Common Developer Pitfalls

!

Treating MongoDB like a SQL database and creating heavily normalized document structures β€” this leads to costly N+1 query problems (multiple separate queries instead of one embedded document).

!

Using Redis without TTLs β€” memory fills up indefinitely until the server crashes or starts evicting critical data.

!

Choosing NoSQL because it's 'cool' or 'modern' β€” start with PostgreSQL for most apps. Add NoSQL components when you have a specific need.

!

Not planning for eventual consistency β€” building UI that shows 'Your like was saved!' when the data might not be replicated yet, causing confusing user experiences.

Interview Mastery

SQL: structured schema, strong ACID transactions, powerful JOINs across tables, great for complex relational data. Choose when data is relational, consistency is critical (financial systems), and team needs complex queries. NoSQL: flexible/dynamic schemas, horizontal scaling, optimized for specific access patterns (key lookup, document retrieval, graph traversal). Choose when schema varies between records (product catalogs), you need massive write throughput (event logging), or the data is naturally document/graph shaped. Most production systems use both β€” PostgreSQL for core data, Redis for caching, MongoDB for flexible content.

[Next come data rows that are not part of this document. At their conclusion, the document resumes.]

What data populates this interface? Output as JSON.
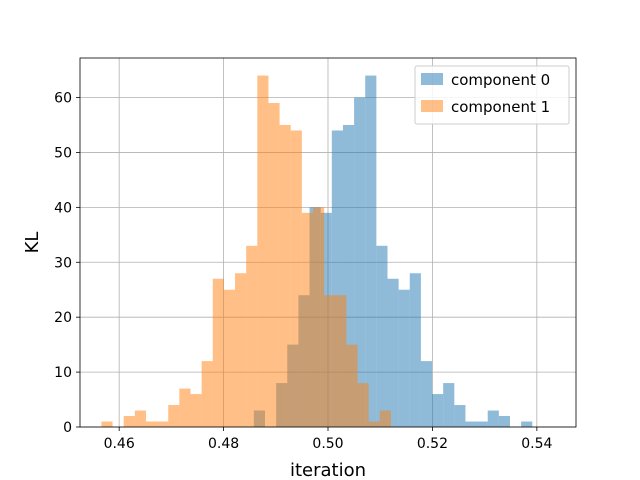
{
  "chart_data": {
    "type": "bar",
    "subtype": "overlapping-histogram",
    "xlabel": "iteration",
    "ylabel": "KL",
    "xlim": [
      0.4525,
      0.5475
    ],
    "ylim": [
      0,
      67.2
    ],
    "xticks": [
      0.46,
      0.48,
      0.5,
      0.52,
      0.54
    ],
    "xtick_labels": [
      "0.46",
      "0.48",
      "0.50",
      "0.52",
      "0.54"
    ],
    "yticks": [
      0,
      10,
      20,
      30,
      40,
      50,
      60
    ],
    "ytick_labels": [
      "0",
      "10",
      "20",
      "30",
      "40",
      "50",
      "60"
    ],
    "grid": true,
    "legend_position": "top-right",
    "series": [
      {
        "name": "component 0",
        "color": "#1f77b4",
        "opacity": 0.5,
        "bin_start": 0.4858,
        "bin_width": 0.002133,
        "values": [
          3,
          0,
          8,
          15,
          24,
          40,
          39,
          54,
          55,
          60,
          64,
          33,
          27,
          25,
          28,
          12,
          6,
          8,
          4,
          1,
          1,
          3,
          2,
          0,
          1
        ]
      },
      {
        "name": "component 1",
        "color": "#ff7f0e",
        "opacity": 0.5,
        "bin_start": 0.4566,
        "bin_width": 0.002133,
        "values": [
          1,
          0,
          2,
          3,
          1,
          1,
          4,
          7,
          6,
          12,
          27,
          25,
          28,
          33,
          64,
          59,
          55,
          54,
          39,
          40,
          24,
          24,
          15,
          8,
          1,
          3
        ]
      }
    ]
  }
}
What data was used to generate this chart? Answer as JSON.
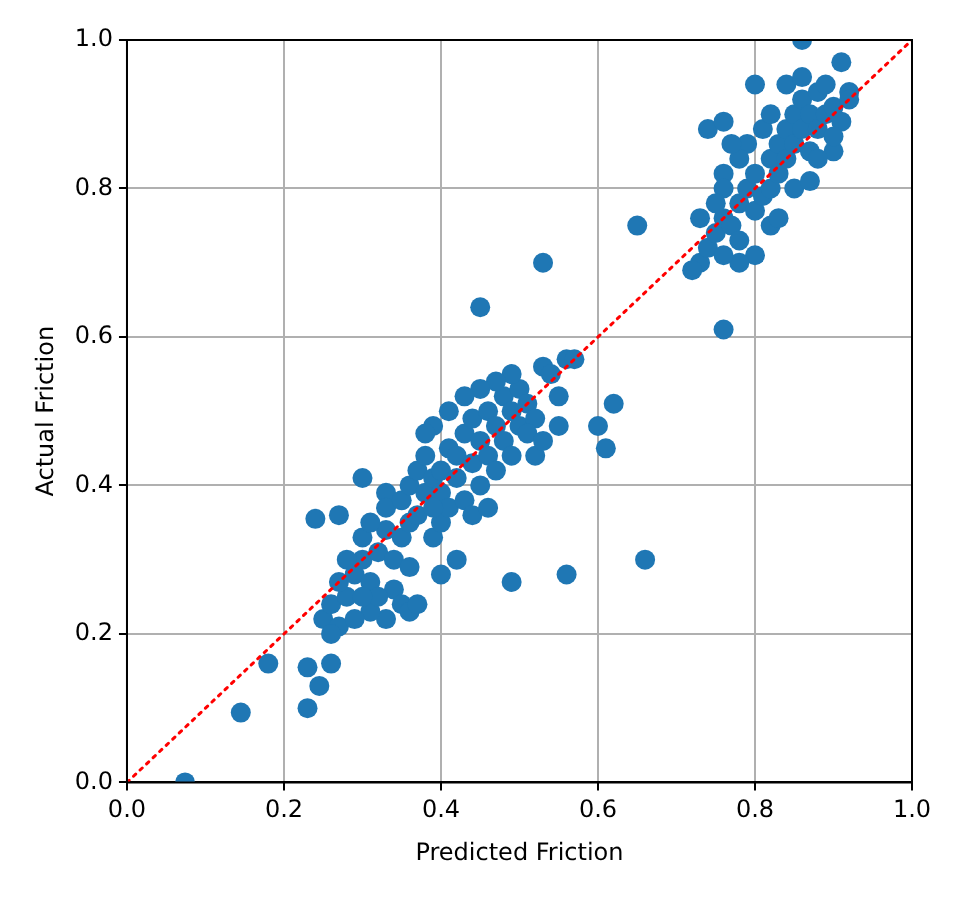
{
  "chart_data": {
    "type": "scatter",
    "xlabel": "Predicted Friction",
    "ylabel": "Actual Friction",
    "xlim": [
      0,
      1
    ],
    "ylim": [
      0,
      1
    ],
    "xticks": [
      {
        "value": 0,
        "label": "0.0"
      },
      0.2,
      0.4,
      0.6,
      0.8,
      {
        "value": 1,
        "label": "1.0"
      }
    ],
    "yticks": [
      {
        "value": 0,
        "label": "0.0"
      },
      0.2,
      0.4,
      0.6,
      0.8,
      {
        "value": 1,
        "label": "1.0"
      }
    ],
    "grid": true,
    "series": [
      {
        "type": "scatter",
        "color": "#1f77b4",
        "marker": "circle",
        "x": [
          0.074,
          0.145,
          0.18,
          0.23,
          0.245,
          0.23,
          0.26,
          0.24,
          0.27,
          0.3,
          0.33,
          0.49,
          0.56,
          0.66,
          0.61,
          0.6,
          0.62,
          0.53,
          0.56,
          0.53,
          0.45,
          0.65,
          0.76,
          0.86,
          0.91,
          0.8,
          0.74,
          0.76,
          0.76,
          0.73,
          0.73,
          0.72,
          0.82,
          0.9,
          0.92,
          0.25,
          0.26,
          0.27,
          0.28,
          0.27,
          0.29,
          0.3,
          0.28,
          0.31,
          0.32,
          0.3,
          0.33,
          0.31,
          0.34,
          0.35,
          0.33,
          0.36,
          0.35,
          0.37,
          0.36,
          0.38,
          0.37,
          0.39,
          0.38,
          0.4,
          0.4,
          0.41,
          0.42,
          0.42,
          0.43,
          0.44,
          0.44,
          0.45,
          0.46,
          0.46,
          0.47,
          0.48,
          0.48,
          0.49,
          0.5,
          0.5,
          0.51,
          0.52,
          0.49,
          0.47,
          0.45,
          0.43,
          0.41,
          0.39,
          0.38,
          0.34,
          0.35,
          0.36,
          0.37,
          0.33,
          0.31,
          0.29,
          0.26,
          0.39,
          0.4,
          0.41,
          0.43,
          0.45,
          0.47,
          0.49,
          0.51,
          0.52,
          0.55,
          0.53,
          0.55,
          0.54,
          0.57,
          0.32,
          0.3,
          0.39,
          0.44,
          0.46,
          0.42,
          0.4,
          0.36,
          0.74,
          0.75,
          0.76,
          0.77,
          0.78,
          0.78,
          0.79,
          0.8,
          0.8,
          0.81,
          0.82,
          0.82,
          0.83,
          0.83,
          0.84,
          0.84,
          0.85,
          0.85,
          0.86,
          0.86,
          0.87,
          0.87,
          0.88,
          0.88,
          0.89,
          0.89,
          0.9,
          0.91,
          0.92,
          0.9,
          0.79,
          0.78,
          0.77,
          0.76,
          0.75,
          0.81,
          0.82,
          0.84,
          0.86,
          0.83,
          0.85,
          0.88,
          0.87,
          0.8,
          0.78,
          0.76
        ],
        "values": [
          0.0,
          0.094,
          0.16,
          0.1,
          0.13,
          0.155,
          0.16,
          0.355,
          0.36,
          0.41,
          0.39,
          0.27,
          0.28,
          0.3,
          0.45,
          0.48,
          0.51,
          0.56,
          0.57,
          0.7,
          0.64,
          0.75,
          0.61,
          1.0,
          0.97,
          0.94,
          0.88,
          0.89,
          0.82,
          0.76,
          0.7,
          0.69,
          0.75,
          0.85,
          0.93,
          0.22,
          0.24,
          0.21,
          0.25,
          0.27,
          0.28,
          0.3,
          0.3,
          0.27,
          0.31,
          0.33,
          0.34,
          0.35,
          0.3,
          0.33,
          0.37,
          0.35,
          0.38,
          0.36,
          0.4,
          0.39,
          0.42,
          0.41,
          0.44,
          0.42,
          0.39,
          0.45,
          0.41,
          0.44,
          0.47,
          0.43,
          0.49,
          0.46,
          0.5,
          0.44,
          0.48,
          0.52,
          0.46,
          0.5,
          0.53,
          0.48,
          0.51,
          0.49,
          0.55,
          0.54,
          0.53,
          0.52,
          0.5,
          0.48,
          0.47,
          0.26,
          0.24,
          0.23,
          0.24,
          0.22,
          0.23,
          0.22,
          0.2,
          0.33,
          0.35,
          0.37,
          0.38,
          0.4,
          0.42,
          0.44,
          0.47,
          0.44,
          0.48,
          0.46,
          0.52,
          0.55,
          0.57,
          0.25,
          0.25,
          0.37,
          0.36,
          0.37,
          0.3,
          0.28,
          0.29,
          0.72,
          0.74,
          0.76,
          0.75,
          0.78,
          0.73,
          0.8,
          0.77,
          0.82,
          0.79,
          0.84,
          0.8,
          0.86,
          0.82,
          0.88,
          0.84,
          0.9,
          0.86,
          0.88,
          0.92,
          0.85,
          0.9,
          0.93,
          0.88,
          0.9,
          0.94,
          0.91,
          0.89,
          0.92,
          0.87,
          0.86,
          0.84,
          0.86,
          0.8,
          0.78,
          0.88,
          0.9,
          0.94,
          0.95,
          0.76,
          0.8,
          0.84,
          0.81,
          0.71,
          0.7,
          0.71
        ]
      },
      {
        "type": "line",
        "color": "#ff0000",
        "marker": "none",
        "line_style": "dotted",
        "x": [
          0,
          1
        ],
        "values": [
          0,
          1
        ]
      }
    ]
  }
}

Eventual consistency means that given enough time without new updates, all replicas will converge to the same value β€” but in the short term, different nodes may return different data. It's acceptable when: (1) slightly stale data is okay (social media likes counts, product view counts), (2) read performance is more important than perfect accuracy, (3) the system needs to remain available during network partitions. It's NOT acceptable for financial transactions, inventory management (can't oversell), or any operation where reading stale data causes real harm.

Cache-aside (also called lazy loading) works like this: (1) Application checks the cache first. (2) If found (cache hit), return the cached value. (3) If not found (cache miss), query the database, store the result in cache with a TTL, return the value. Redis is perfect for this because it's sub-millisecond for reads, supports automatic key expiration (TTL), and can store any serialized data. The trade-off: cache misses still hit the database, so the first request for new data is slow. Thundering herd problem: many requests simultaneously missing the same cache key β€” mitigated with cache locking.

Real-World Blueprint

"Discord handles 4 billion messages per day and needed a database that could write and read massive amounts of time-series message data. They migrated from MongoDB (document store) to Cassandra (column-family) and eventually to ScyllaDB β€” because Cassandra's write-optimized LSM tree architecture handles billions of append-heavy writes far better than MongoDB's document model. Their chat history is NoSQL; their user accounts and billing remain in PostgreSQL. The right database for the right job."

Hands-on Lab Exercises

1

Create a MongoDB collection for a product catalog with at least 20 products of varying schemas. Write queries using $match, $group, and $sort in an aggregation pipeline.

2

Implement a Redis cache-aside pattern for a user profile endpoint. Measure response time with and without the cache.

3

Build a real-time leaderboard using Redis sorted sets β€” add scores, retrieve top 10, update scores atomically.

4

Compare the same data stored in MongoDB (document) vs PostgreSQL (relational) β€” perform 3 queries on each and compare the query style and performance.

Real-World Practice Scenarios

Your app stores user sessions. Currently they're in PostgreSQL and the session table has 50M rows, causing slow login queries. How would you migrate to Redis?

A product catalog has items where some are books (author, ISBN, pages), some are electronics (brand, wattage, warranty), some are food (ingredients, calories). Why does this data fit NoSQL better than SQL?

Your social app needs to find 'friends of friends' (2 degrees of separation) for recommendations. Which database type is best suited for this and why?

You're storing IoT sensor data β€” 10,000 devices sending readings every second, 1 year retention, mostly append-only. Which NoSQL database type fits best and why?